In the midst of my moth-eaten childhood memory, a fragment re-emerged rather distinctively recently. I recall that familiar sense of fear each time this sliver of fuzzy memory came into focus.

It is a memory of a photo.

The subject was my 1-year-old brother. He was sitting on a golden furry blanket, with a cake next to him. On it was a single candle burning brightly to celebrate his first birthday. Behind him was a huge picture of a blue lake with surrounding greenery. The view was spectacular.

But the 3-year-old me couldn't rejoice in the celebration. Each time I peeped at the photo, I couldn't help but be furious with my parents.

Why on earth would my parents allow my young brother to sit on the edge of a lake??? What would happen if he were to fall into the water? Nobody would be there to catch him! And he couldn't swim! Besides, nobody would be around to save him!

What were my parents thinking?! Why did they put him in such danger?! How could they do that to him?

Many terrible thoughts ran through my juvenile mind.

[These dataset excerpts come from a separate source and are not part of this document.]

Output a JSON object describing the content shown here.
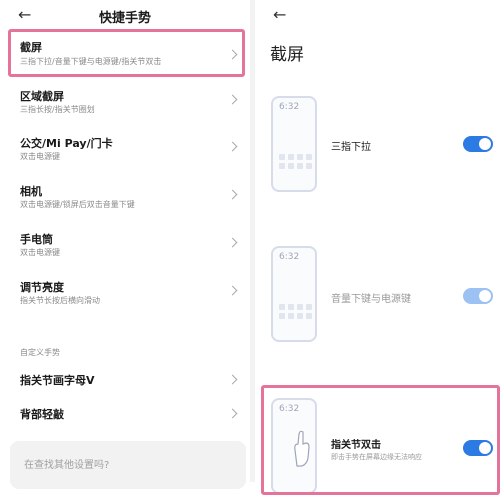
{
  "left": {
    "back_icon": "arrow-left-icon",
    "title": "快捷手势",
    "items": [
      {
        "title": "截屏",
        "subtitle": "三指下拉/音量下键与电源键/指关节双击"
      },
      {
        "title": "区域截屏",
        "subtitle": "三指长按/指关节圈划"
      },
      {
        "title": "公交/Mi Pay/门卡",
        "subtitle": "双击电源键"
      },
      {
        "title": "相机",
        "subtitle": "双击电源键/锁屏后双击音量下键"
      },
      {
        "title": "手电筒",
        "subtitle": "双击电源键"
      },
      {
        "title": "调节亮度",
        "subtitle": "指关节长按后横向滑动"
      }
    ],
    "section_label": "自定义手势",
    "custom_items": [
      {
        "title": "指关节画字母V"
      },
      {
        "title": "背部轻敲"
      }
    ],
    "search_placeholder": "在查找其他设置吗?"
  },
  "right": {
    "back_icon": "arrow-left-icon",
    "title": "截屏",
    "options": [
      {
        "label": "三指下拉",
        "time": "6:32",
        "enabled": true,
        "dimmed": false
      },
      {
        "label": "音量下键与电源键",
        "time": "6:32",
        "enabled": true,
        "dimmed": true
      },
      {
        "label": "指关节双击",
        "sublabel": "即击手势在屏幕边缘无法响应",
        "time": "6:32",
        "enabled": true,
        "dimmed": false
      }
    ]
  },
  "colors": {
    "highlight": "#e6739a",
    "toggle_on": "#2c7be5",
    "toggle_dim": "#9cc1f3"
  }
}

My then naive thinking couldn't process the fact that the picture was taken in a studio and that the photo-shooting was long over.

I remember I couldn't bear those paranoid thoughts even at that young age. I was worrying myself sick. So I put the photo away and never laid eyes on it again.

Distracted by play, kindergarten, school, and other grander scheme of things, I forgot all about the photo.

Until recently.
When the image re-surfaced in my consciousness again.

I have to but smile at my own silliness over this fond interlude.